The study’s theory-driven model focuses on the following predictors of speaking up: (1) engagement in personal development and emotional self-management (emotional intelligence); (2) self-disclosure and generalized perspective-taking (social intelligence); and (3) ethnocultural perspective-taking and values multiculturalism (multicultural competence). In today’s globalized workforce and evolving service economies, better understanding of worker’s abilities to engage in personal growth, connect with others, and bridge differences are critical to leveraging employee voice, thus helping to foster a more just society.

Methods: This study involved a quantitative analysis of secondary, cross-sectional data of a sample of 529 Individuals working within the nonprofit (35%), public (35%), and corporate (30%) sectors. Non-probability purposive sampling was used to recruit participants.  Pre-existing scales were used that had well-established psychometric properties. As a form of structural equation modeling, path analysis using AMOS 18 was used to test the hypothesized model.

Results: The theory-driven model of speaking up yielded a good model fit (RMSEA = .000, 90% confidence interval 000 - .029, CFI = 1.00, NFI =.993). Results from the path analysis showed that engagement in personal growth (b = .097), emotional self-management (b = .139), self-disclosure (b = .126), and ethnocultural perspective-taking (b = .201) were positively and significantly related to the tendency to speak up.

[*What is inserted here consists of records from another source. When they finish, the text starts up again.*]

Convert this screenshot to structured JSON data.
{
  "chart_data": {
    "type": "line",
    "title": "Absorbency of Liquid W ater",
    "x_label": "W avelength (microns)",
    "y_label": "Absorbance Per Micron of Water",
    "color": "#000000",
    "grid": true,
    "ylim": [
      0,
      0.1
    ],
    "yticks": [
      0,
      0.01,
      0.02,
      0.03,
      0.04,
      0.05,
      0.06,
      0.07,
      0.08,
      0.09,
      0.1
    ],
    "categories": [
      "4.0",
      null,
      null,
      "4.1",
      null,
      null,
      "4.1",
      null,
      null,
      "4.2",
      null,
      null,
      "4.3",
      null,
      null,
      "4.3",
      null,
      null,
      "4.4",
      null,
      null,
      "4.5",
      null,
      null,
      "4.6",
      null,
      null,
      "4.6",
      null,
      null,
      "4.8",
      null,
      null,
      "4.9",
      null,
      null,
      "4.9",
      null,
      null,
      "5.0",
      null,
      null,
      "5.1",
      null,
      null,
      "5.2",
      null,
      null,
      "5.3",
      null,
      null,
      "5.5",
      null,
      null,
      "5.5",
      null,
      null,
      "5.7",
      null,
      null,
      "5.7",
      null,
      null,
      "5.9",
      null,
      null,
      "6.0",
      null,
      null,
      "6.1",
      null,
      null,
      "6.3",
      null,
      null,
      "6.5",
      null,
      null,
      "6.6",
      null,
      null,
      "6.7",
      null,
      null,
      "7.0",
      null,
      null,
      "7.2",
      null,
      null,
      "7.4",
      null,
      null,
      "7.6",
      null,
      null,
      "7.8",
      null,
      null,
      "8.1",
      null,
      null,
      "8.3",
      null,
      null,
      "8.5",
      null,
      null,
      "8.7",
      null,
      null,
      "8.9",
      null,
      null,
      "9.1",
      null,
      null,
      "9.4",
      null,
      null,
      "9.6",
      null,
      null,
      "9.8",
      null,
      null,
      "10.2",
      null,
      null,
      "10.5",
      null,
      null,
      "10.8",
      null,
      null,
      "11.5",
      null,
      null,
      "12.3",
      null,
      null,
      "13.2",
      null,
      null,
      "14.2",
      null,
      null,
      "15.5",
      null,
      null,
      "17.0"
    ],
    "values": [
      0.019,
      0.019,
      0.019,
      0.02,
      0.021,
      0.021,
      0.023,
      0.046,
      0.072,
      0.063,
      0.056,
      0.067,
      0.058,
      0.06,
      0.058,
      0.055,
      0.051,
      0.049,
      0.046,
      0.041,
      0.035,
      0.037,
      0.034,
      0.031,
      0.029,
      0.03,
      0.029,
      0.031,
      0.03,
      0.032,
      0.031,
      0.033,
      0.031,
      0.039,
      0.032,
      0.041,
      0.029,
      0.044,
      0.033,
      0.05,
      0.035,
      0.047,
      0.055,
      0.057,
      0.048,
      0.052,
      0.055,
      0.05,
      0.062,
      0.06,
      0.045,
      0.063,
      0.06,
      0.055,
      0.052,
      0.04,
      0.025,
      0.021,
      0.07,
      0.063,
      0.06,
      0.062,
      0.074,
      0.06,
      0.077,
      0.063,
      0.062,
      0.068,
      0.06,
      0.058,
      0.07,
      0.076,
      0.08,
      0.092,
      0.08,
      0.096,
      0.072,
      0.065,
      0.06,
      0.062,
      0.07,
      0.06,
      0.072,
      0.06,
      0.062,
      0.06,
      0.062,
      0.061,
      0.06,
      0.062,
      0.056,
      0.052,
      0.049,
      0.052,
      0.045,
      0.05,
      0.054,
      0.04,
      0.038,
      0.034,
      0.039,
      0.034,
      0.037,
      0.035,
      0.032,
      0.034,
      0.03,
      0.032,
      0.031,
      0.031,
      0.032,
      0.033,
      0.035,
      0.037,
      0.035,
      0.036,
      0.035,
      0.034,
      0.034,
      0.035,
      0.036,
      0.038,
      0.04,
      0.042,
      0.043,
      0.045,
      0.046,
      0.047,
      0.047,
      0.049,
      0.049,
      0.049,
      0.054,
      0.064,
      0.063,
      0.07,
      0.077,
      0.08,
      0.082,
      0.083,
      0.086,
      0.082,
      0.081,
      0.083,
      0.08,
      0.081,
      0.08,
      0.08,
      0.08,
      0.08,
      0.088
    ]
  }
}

Implications: Harnessing workers’ ability to speak up in the face of difficult situations offers one impetus for initiating change in organizations. Study findings draw implications for social workers in that moving beyond silence may require maximizing self-development opportunities, cultivating emotional self-management techniques, and revealing one’s thoughts, emotions, and experiences as part of relationship-building. Most notably, developing skill in ethnocultural perspective-taking—that is focused on understanding the lived experience of different ethnic or cultural groups (as opposed to generalized perspective-taking)—is uniquely valuable in motivating people to speak up as individuals see opportunities for change.